In the field of additive manufacturing, 3D resin molding technology centers on photosensitive polymerization, transforming liquid resin into a three-dimensional entity with complex geometry and fine surface features through layer-by-layer curing. This process requires not only a deep understanding of photochemical reaction mechanisms but also a high degree of coordination in equipment control, process parameters, and post-processing to ensure stable achievement of molding accuracy, mechanical properties, and surface quality.
The basic principles of photopolymerization lay the foundation for this process. 3D resins contain photolytic photoinitiators and polymerizable olefin monomers or oligomers. Under specific wavelengths of ultraviolet or visible light irradiation, the initiator decomposes to generate free radicals or cations, triggering the opening of double bonds and the formation of a cross-linked network, causing the resin to transform from a liquid to a solid state.
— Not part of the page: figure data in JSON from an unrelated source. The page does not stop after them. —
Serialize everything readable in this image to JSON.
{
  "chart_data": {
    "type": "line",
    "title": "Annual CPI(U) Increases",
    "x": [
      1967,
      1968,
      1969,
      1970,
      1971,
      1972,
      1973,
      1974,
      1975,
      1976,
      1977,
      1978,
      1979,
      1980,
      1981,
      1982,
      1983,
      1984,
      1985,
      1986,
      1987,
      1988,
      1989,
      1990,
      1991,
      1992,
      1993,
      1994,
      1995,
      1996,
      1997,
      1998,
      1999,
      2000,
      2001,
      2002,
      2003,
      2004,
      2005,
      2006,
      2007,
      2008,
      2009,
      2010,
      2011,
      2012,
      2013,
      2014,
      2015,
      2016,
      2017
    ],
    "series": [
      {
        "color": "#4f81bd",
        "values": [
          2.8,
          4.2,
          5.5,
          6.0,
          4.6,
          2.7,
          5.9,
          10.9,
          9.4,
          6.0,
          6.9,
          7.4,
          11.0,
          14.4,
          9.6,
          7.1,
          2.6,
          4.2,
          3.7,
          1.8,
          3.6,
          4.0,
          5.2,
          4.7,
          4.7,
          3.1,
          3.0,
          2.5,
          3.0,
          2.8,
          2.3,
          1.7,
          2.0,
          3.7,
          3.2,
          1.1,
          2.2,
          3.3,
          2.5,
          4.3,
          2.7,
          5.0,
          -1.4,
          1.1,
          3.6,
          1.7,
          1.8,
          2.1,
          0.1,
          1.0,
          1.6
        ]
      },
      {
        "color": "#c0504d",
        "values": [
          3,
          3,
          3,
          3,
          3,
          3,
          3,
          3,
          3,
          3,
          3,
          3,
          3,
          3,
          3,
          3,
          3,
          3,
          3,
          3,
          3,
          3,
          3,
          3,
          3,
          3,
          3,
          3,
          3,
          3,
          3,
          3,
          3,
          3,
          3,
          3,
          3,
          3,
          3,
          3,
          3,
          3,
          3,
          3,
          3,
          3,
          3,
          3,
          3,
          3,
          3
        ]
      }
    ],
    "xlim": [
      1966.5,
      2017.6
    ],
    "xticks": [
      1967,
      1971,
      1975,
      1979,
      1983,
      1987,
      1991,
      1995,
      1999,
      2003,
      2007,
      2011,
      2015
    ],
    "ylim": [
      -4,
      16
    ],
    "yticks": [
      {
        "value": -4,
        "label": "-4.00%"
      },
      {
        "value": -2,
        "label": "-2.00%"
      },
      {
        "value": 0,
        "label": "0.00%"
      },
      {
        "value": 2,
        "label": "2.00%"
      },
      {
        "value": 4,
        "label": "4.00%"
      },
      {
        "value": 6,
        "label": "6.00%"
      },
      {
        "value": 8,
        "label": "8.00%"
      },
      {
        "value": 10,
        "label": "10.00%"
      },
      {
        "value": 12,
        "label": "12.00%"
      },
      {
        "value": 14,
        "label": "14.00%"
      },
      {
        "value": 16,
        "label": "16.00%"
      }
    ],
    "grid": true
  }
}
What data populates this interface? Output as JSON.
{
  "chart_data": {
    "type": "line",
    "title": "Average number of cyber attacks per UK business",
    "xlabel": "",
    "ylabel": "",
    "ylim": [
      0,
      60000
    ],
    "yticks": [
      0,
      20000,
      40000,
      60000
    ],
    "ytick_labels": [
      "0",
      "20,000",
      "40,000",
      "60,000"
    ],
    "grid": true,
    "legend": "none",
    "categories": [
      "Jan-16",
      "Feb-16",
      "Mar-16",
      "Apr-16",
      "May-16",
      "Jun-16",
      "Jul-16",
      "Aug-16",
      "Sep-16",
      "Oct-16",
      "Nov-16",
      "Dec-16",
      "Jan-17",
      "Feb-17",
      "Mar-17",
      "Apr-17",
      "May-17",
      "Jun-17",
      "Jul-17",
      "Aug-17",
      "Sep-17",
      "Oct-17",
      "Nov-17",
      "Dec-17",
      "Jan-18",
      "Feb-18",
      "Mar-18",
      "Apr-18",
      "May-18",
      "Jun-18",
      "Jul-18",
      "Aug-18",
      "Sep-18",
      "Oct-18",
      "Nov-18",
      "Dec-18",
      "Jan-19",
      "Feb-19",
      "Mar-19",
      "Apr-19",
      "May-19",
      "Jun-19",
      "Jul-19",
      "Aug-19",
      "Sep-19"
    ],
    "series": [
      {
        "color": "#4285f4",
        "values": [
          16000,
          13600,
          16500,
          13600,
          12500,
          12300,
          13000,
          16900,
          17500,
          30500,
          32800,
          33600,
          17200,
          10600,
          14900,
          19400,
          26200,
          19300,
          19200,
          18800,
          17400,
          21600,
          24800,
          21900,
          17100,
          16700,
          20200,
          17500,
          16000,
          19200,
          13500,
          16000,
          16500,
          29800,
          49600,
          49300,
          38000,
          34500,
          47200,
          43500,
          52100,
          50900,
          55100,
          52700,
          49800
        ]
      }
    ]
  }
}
This process is characterized by layer-by-layer accumulation, with the thickness of each layer determined by the light source focus and scanning strategy, thus building a complete shape layer by layer. Depending on the light source and projection method, mainstream processes are divided into stereolithography (SLA), digital light processing (DLP), and liquid crystal display (LCD) photopolymerization.
SLA (Surface Mount Laser) technology uses a UV laser beam to scan the resin surface or cured layer at high speed via a galvanometer system, curing point-by-point to form the cross-sectional profile. Its advantages lie in the small laser spot size and precise positioning, achieving extremely high dimensional accuracy and detail reproduction, making it suitable for complex curved surfaces, microstructures, and molds and precision parts with stringent surface quality requirements. The key to this process lies in matching laser power, scanning speed, and overlap ratio, as well as coordinating liquid level control and layer thickness settings to reduce interlayer stress and warpage.
DLP (Digital Micromirror Process) technology utilizes a digital micromirror device (DMD) to project the entire UV image onto the resin tank, curing the entire cross-section in a single pass. Due to simultaneous exposure of the entire layer, its forming speed is significantly higher than SLA, and it offers better interlayer consistency, making it suitable for small to medium batch production and prototype fabrication requiring a uniform surface finish. The key to this process lies in optimizing projection resolution and light source uniformity, as well as precisely controlling exposure time and light intensity to avoid edge burrs and dimensional deviations caused by over-curing or under-curing.
LCD technology uses a high-resolution LCD screen as a mask, combined with ultraviolet backlighting to achieve layer-by-layer exposure. The equipment cost is relatively low and it is easy to popularize. Its resolution is limited by the size of the LCD pixels, but with reasonable parameters, it can still meet the manufacturing needs of most appearance prototypes and medium-precision parts. The process requires special attention to the screen's resistance to ultraviolet aging, the matching of the light source wavelength, and the flatness of the release film to reduce distortion and poor interlayer peeling.
In a general process flow, the model is first sliced and a support is generated, converting the 3D data into layer-by-layer exposure instructions. The equipment then automatically completes cycles of resin coating, leveling, exposure curing, platform lifting, and preparation for the next layer until the entire piece is formed. Layer thickness selection must comprehensively consider accuracy and efficiency: 0.025–0.1 mm layer thickness is commonly used for precision parts, while 0.1–0.2 mm can be increased for ordinary prototypes to speed up the process. Exposure energy is directly related to the curing depth; insufficient energy will result in incompletely cured layers, while excessive energy increases the risk of shrinkage, warping, and post-curing embrittlement.
Post-processing is crucial to the final quality. The initial molded parts need to be cleaned with a solvent (such as isopropanol) to remove uncured resin. This process requires careful control of time and mechanical action to avoid damaging the cured surface. A secondary curing process is then performed in a UV chamber with matched wavelength and dosage to further enhance cross-linking and mechanical properties, but overexposure must be avoided to prevent yellowing or accelerated dimensional shrinkage. Removal of the support structure requires combined cutting, grinding, and polishing processes to achieve the desired surface finish and dimensional accuracy.
Environmental and process control are also crucial. Resin is sensitive to temperature, humidity, and light. The molding environment should be kept at a constant temperature (20℃~28℃), with appropriate dehumidification and light shielding to prevent pre-curing and performance fluctuations. Regarding equipment maintenance, the resin tank needs to be cleaned regularly, the light source intensity and uniformity checked, and the platform level calibrated to ensure long-term stability of layer thickness and positioning accuracy.
Overall, 3D resin molding is a system engineering project integrating photochemistry, precision mechanics, and software algorithms. Different types of processes have their own advantages in terms of accuracy, speed, and applicable scenarios; proper selection and parameter optimization can maximize the material's potential. With advancements in light source technology, resin formulation, and intelligent control, this process will continue to evolve towards higher precision, faster efficiency, and greater functional adaptability, providing solid molding support for fields such as precision manufacturing, cultural and creative industries, and medical models.